In the 670G HCL system, basal dosing is determined every 5 min by an algorithm that takes into account the following factors: the magnitude and duration that the ambient glucose has varied from target, rate of rise or fall of the glucose, previously dosed insulin, active insulin time, and maximum auto mode basal that is recalculated every 24 h using total daily dose.14
A significant difference was seen on time-in-range (70–180 mg/dL [3.89–9.99 mmol/L]), and participants spent more time in the 70–180 mg/dL (3.89–9.99 mmol/L) range and less time in both the <70 mg/dL (<3.89 mmol/L) and >180 mg/dL (>9.99 mmol/L) ranges with FA. This may be a result of faster absorption of FA that may mimic normal insulin physiology more closely by attaining a more rapid prandial effect.3 In our study, a difference of 1.81% greater time spent in time-in-range with FA was seen. This would translate into 182 min more time in the desirable range per week. Time-in-range was defined per the clinical targets set by the international consensus on time-in-range.15
One of the glycemic target recommendations from ADA Standards of Medical Care in Diabetes, 2020, was that Time-in-Range (TIR) (percentage time glucose is in the range of 70–180 mg/dL) can be used for assessment of glycemic control, and time below and above target can be used to re-evaluate the treatment regimen.16 In our study, both treatment groups (FA and IAsp) met the ADA TIR target of >70% though FA had a significantly higher TIR and significantly lower time below and above the target range.
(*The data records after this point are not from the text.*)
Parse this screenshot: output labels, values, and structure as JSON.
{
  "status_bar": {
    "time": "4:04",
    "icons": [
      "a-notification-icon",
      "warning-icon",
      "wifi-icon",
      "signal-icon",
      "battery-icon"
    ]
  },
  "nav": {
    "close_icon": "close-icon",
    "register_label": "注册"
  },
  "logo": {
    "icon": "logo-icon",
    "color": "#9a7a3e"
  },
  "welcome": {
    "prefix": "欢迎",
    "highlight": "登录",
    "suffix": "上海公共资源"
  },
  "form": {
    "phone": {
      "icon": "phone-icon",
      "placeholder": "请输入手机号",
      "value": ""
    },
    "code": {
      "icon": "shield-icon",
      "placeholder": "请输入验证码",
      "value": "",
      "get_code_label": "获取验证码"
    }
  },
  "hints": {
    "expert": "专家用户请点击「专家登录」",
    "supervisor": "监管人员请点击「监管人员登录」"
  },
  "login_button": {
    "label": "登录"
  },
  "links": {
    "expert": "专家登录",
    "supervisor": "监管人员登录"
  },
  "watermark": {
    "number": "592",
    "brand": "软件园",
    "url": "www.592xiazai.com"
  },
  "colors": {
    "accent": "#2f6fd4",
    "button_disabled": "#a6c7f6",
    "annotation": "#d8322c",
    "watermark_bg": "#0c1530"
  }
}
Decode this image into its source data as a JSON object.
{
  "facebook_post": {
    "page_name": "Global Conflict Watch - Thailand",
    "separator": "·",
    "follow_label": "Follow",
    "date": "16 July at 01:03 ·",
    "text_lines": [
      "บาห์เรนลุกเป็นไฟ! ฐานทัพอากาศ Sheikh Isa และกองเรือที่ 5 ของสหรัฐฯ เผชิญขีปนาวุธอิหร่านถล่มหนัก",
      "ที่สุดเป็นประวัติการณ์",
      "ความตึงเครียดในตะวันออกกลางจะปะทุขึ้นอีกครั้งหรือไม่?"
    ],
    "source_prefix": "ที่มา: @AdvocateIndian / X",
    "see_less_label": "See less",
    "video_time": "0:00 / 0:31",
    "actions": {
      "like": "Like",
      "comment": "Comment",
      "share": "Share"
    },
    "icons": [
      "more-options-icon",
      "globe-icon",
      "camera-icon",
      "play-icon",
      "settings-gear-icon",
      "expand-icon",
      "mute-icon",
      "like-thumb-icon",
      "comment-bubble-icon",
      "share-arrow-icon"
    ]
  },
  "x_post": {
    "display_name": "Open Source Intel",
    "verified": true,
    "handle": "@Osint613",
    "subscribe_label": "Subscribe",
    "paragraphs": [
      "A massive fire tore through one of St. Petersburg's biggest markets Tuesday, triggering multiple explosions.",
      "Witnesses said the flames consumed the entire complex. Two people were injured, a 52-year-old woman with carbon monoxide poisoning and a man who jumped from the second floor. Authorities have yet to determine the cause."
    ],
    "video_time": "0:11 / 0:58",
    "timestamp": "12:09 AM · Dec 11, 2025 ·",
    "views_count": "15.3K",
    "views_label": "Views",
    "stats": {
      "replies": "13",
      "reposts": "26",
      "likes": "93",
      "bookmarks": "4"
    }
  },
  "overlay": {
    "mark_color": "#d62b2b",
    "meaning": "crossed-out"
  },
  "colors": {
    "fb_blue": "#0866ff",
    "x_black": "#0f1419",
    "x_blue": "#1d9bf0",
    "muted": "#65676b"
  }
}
The findings of this study are in line with previous literature on the use of FA both in multiple dose insulin injection therapy and in continuous subcutaneous insulin infusion studies.3–9
The strengths of this study include its complete crossover design, which enabled subjects to serve as their own controls. A limitation of the study was the open-label design.
Conclusion
In summary, we have demonstrated that the use of FA is safe and effective in the 670G HCL system. When compared with IAsp in the 670 g, the use of FA led to lower 1-h meal test glucose and more time spent in the 70–180 mg/dL (3.89–9.99 mmol/L) target range. FA is an appealing alternative for patients using the 670G HCL system.
Supplementary Material
Authors' Contributions
We confirm that the study was conducted by the authors, the data were acquired and analyzed by the authors, and that the article has been read and approved by all authors. There are no other persons who satisfy the criteria for authorship. We further confirm that the order of authors listed in the article has been approved by all of us.
Author Disclosure Statement
K.O. reports clinical research support from Lilly, Allergan, Sanofi, Abbott, Medtronic, Senseonics, and Dexcom and is on the speaker's bureau for Novo Nordisk, Eli Lilly, BI, AZ, Janssen, Clarus Therapeutics, IBSA. He has served on advisory boards for Eli Lilly and IBSA. T.B. reports clinical research support from Novo Nordisk, Lilly, Allergan, Senseonics, Eli Lilly, Sanofi, BI, AZ, Janssen, Amgen, Dexcom, and Abbott. He has served on advisory boards for Intarcia and Eli Lilly. A.C. reports being on clinical trial retention panels for Novo Nordisk and performing consulting work for Eli Lilly.
Funding Information
The authors disclose receipt of financial support from NovoNordisk for the research, authorship, and/or publication of this article.